An urge welled up inside me: to ask when she’d be back.
“I’ll put the key in the mail tomorrow,” she said.
“Thank you,” I said.
“Take care, Clay,” she said.
The key arrived four days later, postmarked Portland, OR.
I was still laughing as I got into my car and drove over to Berkeley.
Three boxes, mildewed and spongy, tucked in the corner of the basement, caged in by a shelving unit.
We’d had to work to get them out, which meant that Rennert had had to work to put them in. A precaution.
Months drying out in the service porch had helped: they no longer stank so bad. The black stains in the cardboard had faded to a dull greenish gray, shedding a powdery residue that came off on my hands as I lifted the lid off box number one.
It was a quarter full, the contents not sitting high enough to escape the annual flooding. They appeared to be some sort of manuscript. The top few pages were legible, but only just: water damage had caused them to curl and shrivel, the printer ink bleeding, leaving teasing fragments.
never met J before
process of rehabilitation
coinciding with my own interests as a psychologist
arrogance, which prevented me
an alternative explanation presented itself
Beyond page five, the paper had disintegrated, fusing into a single moldering brick, like crude papier-mâché. Trying to separate them only worsened the damage.
The second box was in slightly better shape. The pages had been folded and unfolded, giving them some loft, and they weren’t packed down, leaving the uppermost portion unscathed, sixty or seventy pages in total.
Letters, written in a tight, uniform hand.
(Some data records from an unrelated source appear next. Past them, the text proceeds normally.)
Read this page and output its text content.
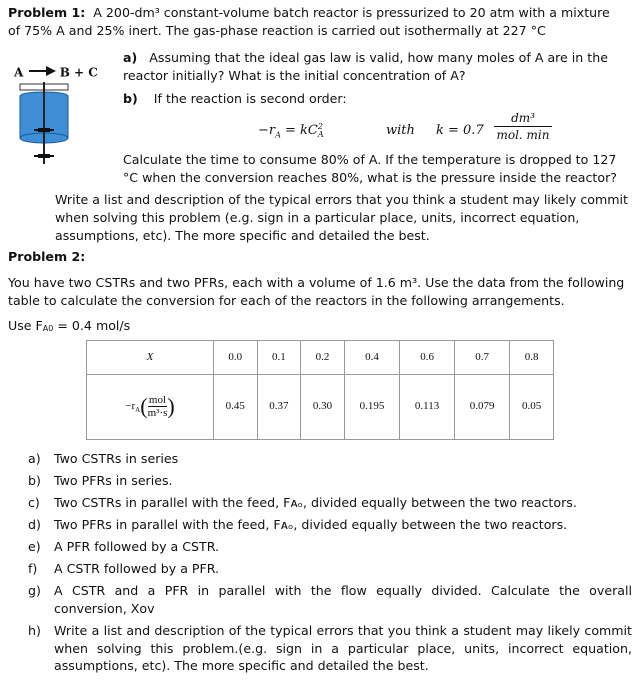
Problem 1: A 200-dm³ constant-volume batch reactor is pressurized to 20 atm with a mixture
of 75% A and 25% inert. The gas-phase reaction is carried out isothermally at 227 °C
A → B + C
a) Assuming that the ideal gas law is valid, how many moles of A are in the
reactor initially? What is the initial concentration of A?
b) If the reaction is second order:
$-r_A$ = kC 2
A	with k = 0.7
dm³
mol. min
Calculate the time to consume 80% of A. If the temperature is dropped to 127
°C when the conversion reaches 80%, what is the pressure inside the reactor?
Write a list and description of the typical errors that you think a student may likely commit
when solving this problem (e.g. sign in a particular place, units, incorrect equation,
assumptions, etc). The more specific and detailed the best.
Problem 2:
You have two CSTRs and two PFRs, each with a volume of 1.6 m³. Use the data from the following
table to calculate the conversion for each of the reactors in the following arrangements.
Use FA0 = 0.4 mol/s
X	0.0	0.1	0.2	0.4	0.6	0.7	0.8
$-r_A$( mol
m³·s )	0.45	0.37	0.30	0.195	0.113	0.079	0.05
a)	Two CSTRs in series
b)	Two PFRs in series.
c)	Two CSTRs in parallel with the feed, Fᴀₒ, divided equally between the two reactors.
d)	Two PFRs in parallel with the feed, Fᴀₒ, divided equally between the two reactors.
e)	A PFR followed by a CSTR.
f)	A CSTR followed by a PFR.
g)	A CSTR and a PFR in parallel with the flow equally divided. Calculate the overall conversion, Xᴏᴠ
h)	Write a list and description of the typical errors that you think a student may likely commit when solving this problem.(e.g. sign in a particular place, units, incorrect equation, assumptions, etc). The more specific and detailed the best.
dear doctor rennert thank you for comming to see me
Lydia Delavigne had commented disparagingly on Triplett’s poor spelling and grammar. Considering his learning difficulties and the fact that he’d never finished ninth grade, I thought he got by pretty well.
The neatness of the script struck me as particularly apt.
Big hands doing delicate work.
None of the letters bore a date, and most were brief, one or two lines on a short list of concrete topics: the weather, the food, a stomach ailment that appeared to drag on.